Our day ended with a welcome glass of wine at Edith and Bill’s home in Jávea. Their garden is compact and interesting, with well-established avocado trees causing a certain amount of envy among us.
Another lovely, but long day!

Day 3, Friday
This morning we visited the town house of local resident Francisco, who lives with his daughter in a house on a plot he farmed for many years. Francisco looks back on a lifetime of gardening in this area, experimenting with seeds, cuttings and vegetables and fruits, including persimmon, cherimoya and feijoa (the so-called pineapple guava).


Francisco’s huerto with Montgó mountain

Local long-time resident Alison Tain was our next hostess. Alison and her husband, artist Michael Tain, started their garden above the village of Jesus Pobre more than twenty-five years ago. The patio is quite formal and structured, with a wild area below the house, filled with Pistacia lentiscus, Cistus clusii, Ophrys sp., helichrysum, roses and acanthus, among many others. This is a place of great soul and beauty, the love of the owner and creator and that of her late husband palpable throughout this lovely place of tranquillity and harmony with nature.

Our last visit was to the Albarda Garden near Dénia. Here owner Enrique Montoliu has created a paradise on his 50,000 square metres. There is an Italian Renaissance Garden, a Valencian Moorish Garden, a Mediterranean forest, a collection of palms in a palm house, a reconstruction of the Montgó mountain complete with endemic flora, and much else besides. One needs hours to spend here; it is a wonderland of taste, style and beauty, elegant and simple at the same time. Here we enjoyed a home-made lunch, made for us by long-time housekeeper Carmen, before heading reluctantly to the airport for our flight home to Mallorca, tired, but triumphant.

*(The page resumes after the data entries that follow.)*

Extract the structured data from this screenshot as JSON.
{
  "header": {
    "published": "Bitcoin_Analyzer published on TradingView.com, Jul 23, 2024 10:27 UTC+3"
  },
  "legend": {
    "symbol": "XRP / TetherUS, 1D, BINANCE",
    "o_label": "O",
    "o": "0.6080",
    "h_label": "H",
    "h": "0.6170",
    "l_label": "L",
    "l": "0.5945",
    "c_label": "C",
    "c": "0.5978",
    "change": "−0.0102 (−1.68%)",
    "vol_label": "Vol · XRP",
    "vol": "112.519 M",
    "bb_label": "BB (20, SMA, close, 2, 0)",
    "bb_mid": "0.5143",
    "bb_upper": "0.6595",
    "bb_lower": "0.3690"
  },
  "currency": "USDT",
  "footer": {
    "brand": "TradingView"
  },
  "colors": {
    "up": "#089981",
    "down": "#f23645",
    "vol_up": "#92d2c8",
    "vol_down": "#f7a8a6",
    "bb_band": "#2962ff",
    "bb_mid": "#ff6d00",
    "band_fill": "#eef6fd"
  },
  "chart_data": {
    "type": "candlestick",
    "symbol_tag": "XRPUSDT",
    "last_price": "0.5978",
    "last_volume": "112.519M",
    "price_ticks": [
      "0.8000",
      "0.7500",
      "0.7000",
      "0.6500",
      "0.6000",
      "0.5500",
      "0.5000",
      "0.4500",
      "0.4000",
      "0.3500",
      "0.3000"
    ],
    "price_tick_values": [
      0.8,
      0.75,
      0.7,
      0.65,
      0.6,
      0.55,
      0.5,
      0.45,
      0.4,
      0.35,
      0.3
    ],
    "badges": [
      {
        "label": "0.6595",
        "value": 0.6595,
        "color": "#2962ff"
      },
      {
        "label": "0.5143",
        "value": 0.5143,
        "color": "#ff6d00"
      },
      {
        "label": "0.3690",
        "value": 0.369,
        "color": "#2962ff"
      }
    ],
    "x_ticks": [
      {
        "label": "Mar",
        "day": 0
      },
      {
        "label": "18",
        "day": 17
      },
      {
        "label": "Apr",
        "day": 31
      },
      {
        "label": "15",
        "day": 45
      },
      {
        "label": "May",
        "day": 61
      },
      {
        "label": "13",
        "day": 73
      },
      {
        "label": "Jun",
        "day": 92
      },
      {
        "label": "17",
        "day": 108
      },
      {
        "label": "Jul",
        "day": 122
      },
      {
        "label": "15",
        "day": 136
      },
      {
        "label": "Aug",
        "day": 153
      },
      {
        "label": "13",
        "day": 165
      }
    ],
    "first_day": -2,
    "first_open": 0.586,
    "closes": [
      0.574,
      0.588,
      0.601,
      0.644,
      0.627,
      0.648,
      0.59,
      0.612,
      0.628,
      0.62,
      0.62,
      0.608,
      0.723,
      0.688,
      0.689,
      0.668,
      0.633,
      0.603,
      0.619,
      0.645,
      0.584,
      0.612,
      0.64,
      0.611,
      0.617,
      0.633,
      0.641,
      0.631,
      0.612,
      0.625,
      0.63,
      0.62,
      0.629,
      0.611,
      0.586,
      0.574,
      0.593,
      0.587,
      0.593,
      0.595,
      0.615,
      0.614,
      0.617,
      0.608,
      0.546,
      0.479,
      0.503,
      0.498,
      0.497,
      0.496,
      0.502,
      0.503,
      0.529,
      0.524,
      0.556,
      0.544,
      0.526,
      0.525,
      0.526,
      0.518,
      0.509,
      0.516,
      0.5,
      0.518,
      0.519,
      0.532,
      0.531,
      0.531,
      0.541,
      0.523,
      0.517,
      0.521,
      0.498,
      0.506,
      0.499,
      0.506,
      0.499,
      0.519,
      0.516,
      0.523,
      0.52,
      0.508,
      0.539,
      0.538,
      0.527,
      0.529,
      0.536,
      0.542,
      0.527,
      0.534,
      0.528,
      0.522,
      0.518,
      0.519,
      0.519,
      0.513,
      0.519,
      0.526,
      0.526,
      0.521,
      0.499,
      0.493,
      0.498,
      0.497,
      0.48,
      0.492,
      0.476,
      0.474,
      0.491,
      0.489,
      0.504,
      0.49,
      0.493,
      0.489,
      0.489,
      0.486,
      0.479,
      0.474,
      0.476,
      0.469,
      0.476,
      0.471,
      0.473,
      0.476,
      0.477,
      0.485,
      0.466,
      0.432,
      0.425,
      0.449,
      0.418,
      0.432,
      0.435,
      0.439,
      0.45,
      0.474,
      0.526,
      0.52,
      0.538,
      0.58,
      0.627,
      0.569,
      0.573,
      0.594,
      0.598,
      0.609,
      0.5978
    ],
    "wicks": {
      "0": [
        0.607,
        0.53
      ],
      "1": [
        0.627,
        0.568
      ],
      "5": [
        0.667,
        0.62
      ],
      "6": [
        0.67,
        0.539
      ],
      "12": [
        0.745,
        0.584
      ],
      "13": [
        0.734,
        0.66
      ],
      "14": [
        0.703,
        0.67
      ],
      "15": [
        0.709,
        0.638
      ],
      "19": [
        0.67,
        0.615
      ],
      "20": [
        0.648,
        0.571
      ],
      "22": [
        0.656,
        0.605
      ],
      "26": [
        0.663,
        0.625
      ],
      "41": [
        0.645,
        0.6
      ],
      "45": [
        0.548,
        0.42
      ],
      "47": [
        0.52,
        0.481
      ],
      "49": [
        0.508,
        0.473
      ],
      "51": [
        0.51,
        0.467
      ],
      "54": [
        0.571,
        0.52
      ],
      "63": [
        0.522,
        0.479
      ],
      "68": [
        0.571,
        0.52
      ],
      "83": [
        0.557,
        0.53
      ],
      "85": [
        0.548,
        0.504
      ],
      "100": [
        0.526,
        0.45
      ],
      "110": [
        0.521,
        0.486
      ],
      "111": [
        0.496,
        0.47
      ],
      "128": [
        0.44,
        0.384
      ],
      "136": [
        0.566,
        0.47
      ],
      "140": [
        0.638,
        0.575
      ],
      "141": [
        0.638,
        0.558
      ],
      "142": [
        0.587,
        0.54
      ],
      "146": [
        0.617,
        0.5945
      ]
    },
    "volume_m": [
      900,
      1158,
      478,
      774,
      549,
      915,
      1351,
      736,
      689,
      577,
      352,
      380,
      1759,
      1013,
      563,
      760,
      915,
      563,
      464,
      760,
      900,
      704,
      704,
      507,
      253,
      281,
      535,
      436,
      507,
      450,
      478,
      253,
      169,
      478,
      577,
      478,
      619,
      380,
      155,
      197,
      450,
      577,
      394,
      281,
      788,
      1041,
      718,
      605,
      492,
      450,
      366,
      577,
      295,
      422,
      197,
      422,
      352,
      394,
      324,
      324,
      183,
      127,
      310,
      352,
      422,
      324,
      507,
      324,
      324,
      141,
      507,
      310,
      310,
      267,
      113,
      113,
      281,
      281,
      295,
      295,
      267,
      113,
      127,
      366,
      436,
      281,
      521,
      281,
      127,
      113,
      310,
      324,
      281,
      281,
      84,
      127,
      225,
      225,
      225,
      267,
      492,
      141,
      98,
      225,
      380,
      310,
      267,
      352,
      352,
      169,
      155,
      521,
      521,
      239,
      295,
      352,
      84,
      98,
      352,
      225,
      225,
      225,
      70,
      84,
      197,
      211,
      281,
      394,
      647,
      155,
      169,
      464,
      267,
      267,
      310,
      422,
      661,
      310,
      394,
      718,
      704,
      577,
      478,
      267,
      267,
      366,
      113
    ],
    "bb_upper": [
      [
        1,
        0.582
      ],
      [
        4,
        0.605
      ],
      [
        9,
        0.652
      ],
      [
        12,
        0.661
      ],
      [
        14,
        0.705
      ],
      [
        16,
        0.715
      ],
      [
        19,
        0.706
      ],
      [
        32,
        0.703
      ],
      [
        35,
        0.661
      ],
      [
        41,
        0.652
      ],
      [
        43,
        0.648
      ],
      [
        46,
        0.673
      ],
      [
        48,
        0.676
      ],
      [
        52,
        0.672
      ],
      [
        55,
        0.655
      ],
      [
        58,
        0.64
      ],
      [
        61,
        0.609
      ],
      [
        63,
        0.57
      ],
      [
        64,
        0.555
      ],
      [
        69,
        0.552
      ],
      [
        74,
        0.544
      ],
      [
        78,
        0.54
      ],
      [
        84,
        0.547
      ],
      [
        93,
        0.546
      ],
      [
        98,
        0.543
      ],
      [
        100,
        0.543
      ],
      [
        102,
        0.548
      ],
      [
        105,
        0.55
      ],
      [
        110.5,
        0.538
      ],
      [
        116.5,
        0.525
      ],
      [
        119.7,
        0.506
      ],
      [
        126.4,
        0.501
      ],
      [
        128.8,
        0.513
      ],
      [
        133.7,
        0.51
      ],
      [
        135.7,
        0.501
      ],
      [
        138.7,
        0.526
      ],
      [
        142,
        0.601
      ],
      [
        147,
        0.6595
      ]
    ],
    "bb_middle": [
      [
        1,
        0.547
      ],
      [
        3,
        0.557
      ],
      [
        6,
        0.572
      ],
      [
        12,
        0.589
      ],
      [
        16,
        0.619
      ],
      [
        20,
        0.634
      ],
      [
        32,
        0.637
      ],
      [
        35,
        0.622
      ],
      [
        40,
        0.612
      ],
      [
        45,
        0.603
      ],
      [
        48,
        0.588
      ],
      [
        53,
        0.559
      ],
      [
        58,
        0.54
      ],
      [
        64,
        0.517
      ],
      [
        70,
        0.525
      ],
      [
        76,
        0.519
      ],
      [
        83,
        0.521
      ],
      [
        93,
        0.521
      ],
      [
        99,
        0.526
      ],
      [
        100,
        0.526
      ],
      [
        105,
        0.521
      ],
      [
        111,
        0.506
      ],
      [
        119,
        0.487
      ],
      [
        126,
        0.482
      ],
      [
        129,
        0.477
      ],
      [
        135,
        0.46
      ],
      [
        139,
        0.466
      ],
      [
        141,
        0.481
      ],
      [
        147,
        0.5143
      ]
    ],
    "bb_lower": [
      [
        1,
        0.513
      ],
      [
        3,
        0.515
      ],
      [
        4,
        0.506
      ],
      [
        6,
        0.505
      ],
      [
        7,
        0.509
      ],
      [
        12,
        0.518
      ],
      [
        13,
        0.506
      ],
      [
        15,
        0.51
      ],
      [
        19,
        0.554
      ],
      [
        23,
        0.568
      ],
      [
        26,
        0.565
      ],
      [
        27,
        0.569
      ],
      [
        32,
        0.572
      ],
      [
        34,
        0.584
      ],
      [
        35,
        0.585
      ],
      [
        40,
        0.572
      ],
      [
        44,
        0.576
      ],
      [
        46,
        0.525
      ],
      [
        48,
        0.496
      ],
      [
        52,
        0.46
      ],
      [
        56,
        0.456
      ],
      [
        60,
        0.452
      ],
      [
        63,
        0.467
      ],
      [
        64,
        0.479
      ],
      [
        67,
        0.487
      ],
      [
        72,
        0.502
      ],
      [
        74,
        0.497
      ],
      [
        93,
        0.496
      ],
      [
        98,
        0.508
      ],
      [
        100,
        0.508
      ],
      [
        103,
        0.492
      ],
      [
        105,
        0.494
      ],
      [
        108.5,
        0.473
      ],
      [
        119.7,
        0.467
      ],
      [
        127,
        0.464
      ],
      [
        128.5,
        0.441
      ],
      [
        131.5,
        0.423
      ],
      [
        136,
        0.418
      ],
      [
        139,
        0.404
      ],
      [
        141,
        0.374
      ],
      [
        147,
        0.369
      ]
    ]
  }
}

Albarda Renaissance Garden


Mosaic detail


Albarda

Many thanks to Edith for such a lovely trip, we all had a wonderful time.

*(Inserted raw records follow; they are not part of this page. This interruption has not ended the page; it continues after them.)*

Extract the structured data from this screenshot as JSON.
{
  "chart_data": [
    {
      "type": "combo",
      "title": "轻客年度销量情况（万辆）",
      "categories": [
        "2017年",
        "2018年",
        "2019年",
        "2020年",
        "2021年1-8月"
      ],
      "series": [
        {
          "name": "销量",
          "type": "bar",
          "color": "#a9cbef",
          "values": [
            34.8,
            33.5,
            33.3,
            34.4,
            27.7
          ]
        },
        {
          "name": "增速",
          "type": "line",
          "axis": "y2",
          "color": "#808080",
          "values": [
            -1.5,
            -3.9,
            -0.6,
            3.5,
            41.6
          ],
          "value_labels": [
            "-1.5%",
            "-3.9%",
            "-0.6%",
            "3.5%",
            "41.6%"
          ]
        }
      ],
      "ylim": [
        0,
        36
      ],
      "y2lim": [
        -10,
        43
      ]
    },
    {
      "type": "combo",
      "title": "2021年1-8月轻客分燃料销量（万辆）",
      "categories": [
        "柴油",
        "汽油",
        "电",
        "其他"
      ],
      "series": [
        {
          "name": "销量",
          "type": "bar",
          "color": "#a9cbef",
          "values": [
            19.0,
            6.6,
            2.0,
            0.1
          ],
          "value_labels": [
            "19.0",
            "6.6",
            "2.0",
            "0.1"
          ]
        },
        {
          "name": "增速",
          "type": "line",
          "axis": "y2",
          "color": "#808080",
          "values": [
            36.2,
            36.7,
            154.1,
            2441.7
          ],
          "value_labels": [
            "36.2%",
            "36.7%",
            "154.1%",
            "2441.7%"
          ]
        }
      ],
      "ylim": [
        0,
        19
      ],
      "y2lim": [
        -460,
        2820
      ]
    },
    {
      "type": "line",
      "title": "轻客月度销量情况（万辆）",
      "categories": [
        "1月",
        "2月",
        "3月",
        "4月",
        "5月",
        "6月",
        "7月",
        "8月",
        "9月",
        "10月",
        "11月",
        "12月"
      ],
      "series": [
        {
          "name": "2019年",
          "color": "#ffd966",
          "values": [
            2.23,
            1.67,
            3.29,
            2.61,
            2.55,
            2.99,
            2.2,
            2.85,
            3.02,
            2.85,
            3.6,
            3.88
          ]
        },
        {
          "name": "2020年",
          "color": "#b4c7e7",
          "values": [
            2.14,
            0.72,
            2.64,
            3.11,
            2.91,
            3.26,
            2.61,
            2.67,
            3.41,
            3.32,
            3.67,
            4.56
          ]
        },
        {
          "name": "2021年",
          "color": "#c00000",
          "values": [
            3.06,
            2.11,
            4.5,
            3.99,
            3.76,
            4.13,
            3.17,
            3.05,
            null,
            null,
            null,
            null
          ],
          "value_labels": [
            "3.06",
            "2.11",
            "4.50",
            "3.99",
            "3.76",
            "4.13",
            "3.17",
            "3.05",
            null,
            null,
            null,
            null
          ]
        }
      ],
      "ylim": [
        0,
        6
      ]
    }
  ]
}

Branch Head Sally Beale writes:

"My relationship with Mallorca goes back a long way, as I spent holidays here with my family from the age of eight, and then in 1982, when I was 23,  moved here to live with my future husband. He had rebuilt an old stone ruin in a beautiful agricultural valley, surrounded by mountains and only three kilometres from the sea. When I moved in there was no garden at all, just 5,000 square metres  of overgrown terraces and scrubby hillside which we did not bother with, having no access to a well. My experience of mediterranean gardening was strictly limited to an ever-increasing number of pots around the house. Over the years the pots began to take over, and Graham and I decided to bite the bullet and create a garden out of the wild hillside behind the house. This has been a huge success; our garden now thrives as a haven for insects and wildlife and is a joy to us every day. I have learnt everything I know by trial and error as I have gone along, and benefit enormously from my membership of the MGS, whose members are a constant fount of knowledge and interest. I am happy to have the help of Filippo Dimatteo as my assistant."